When I used to live at home, my Canberra garden was ever changing thanks to the green thumbs of my mum and the strong arms of my father. We had a little red swing set that was wet and cold in winter, warm and wonderful in summer. A small blue paddling pool that was full of floating blossoms, which my sister and I loved but quickly grew too big for. Our garden didn’t have a fence and I remember one day a bunny from one of the neighbouring houses was suddenly hopping around and nibbling at our strawberries. We called him Henry and he visited us every week for a year. I remember I liked patting his soft fur and watching his little pink nose wriggle.
I had birthdays in our garden, lemonade and fairy bread when I was little, sweet wine and olives when I was older. We always had roses, my mother’s favourite, she would walk around with a little green watering can, stroking their petals, helping them grow. There was always a pine tree branch for Christmas, there was always sun, there was always rain, there was always the green garden.
Now, I don’t have a garden of my own. There is a little one at the back of my apartment building near the little spiderweb shed laundry. Sometimes while waiting for the washing machine to rock to its finish, I lean against the door, wrapped in a scarf and jumper, looking out at the garden while it rains. It’s a small place, the trees press down in a circle around my head. The grass grows long in winter and gets muddy quickly. In the summer I shake a rug out and read in the shade. I pick orchids and lavender. I buy a pink plastic watering can. I like the ritual of watering and pulling weeds. It’s not my garden, but I can sit among its quiet.
Inside, slowly, the apartment becomes a garden. Every available surface holds flowers I pick from other people’s front yards on my way home. Orchids and lavender, white roses, purple wisteria.
In the city, I buy little succulents planted in blue ceramic bowls and put them on my windowsill. I buy a fern in a grey stone pot, it helps the room breathe, this living, silent thing.
The trees outside my open window rustle and sing in the wind.

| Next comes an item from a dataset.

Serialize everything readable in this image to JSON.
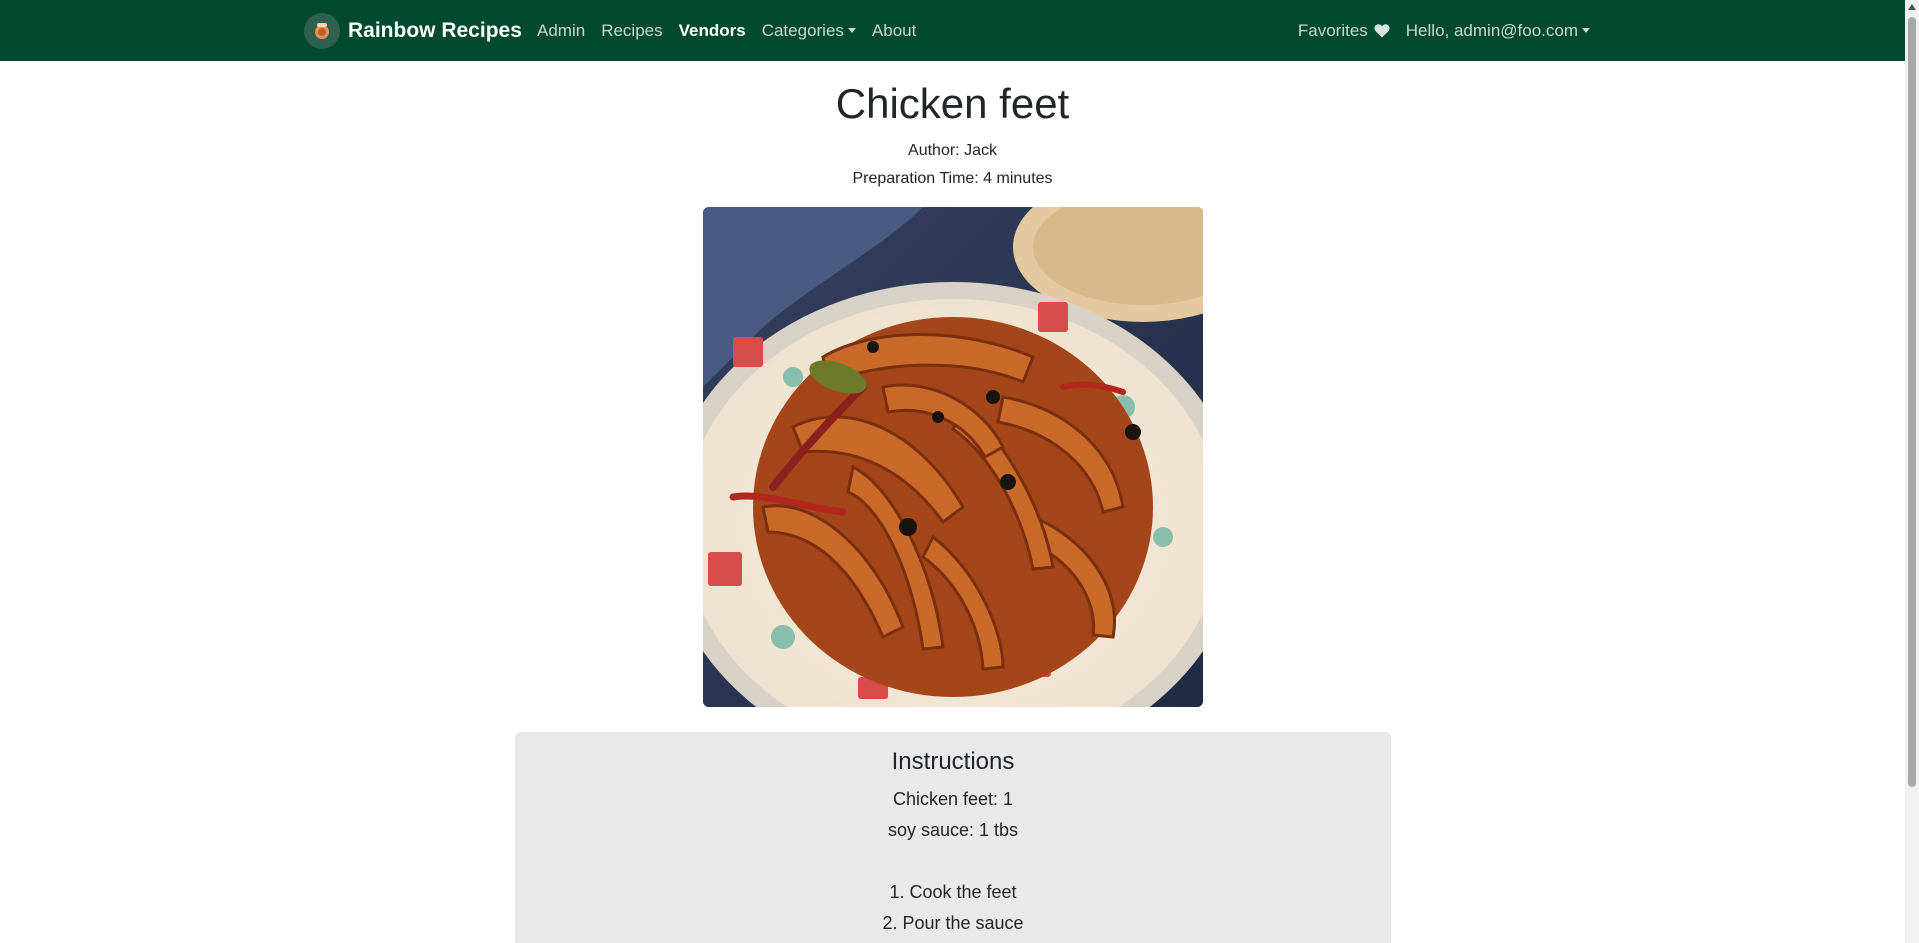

I go to picnics with friends in Fitzroy Gardens, I see people getting married, I see people lying in the sun on their lunch break, I see children holding onto the hands of their mothers, looking up at the trees. I walk through the Royal Botanic Gardens in the evening with my boyfriend, we sit in the grass and watch the city lights.
I put the photograph of me at three on my bedside table, I wonder what she would think of me now and what gardens she dreamed of at night.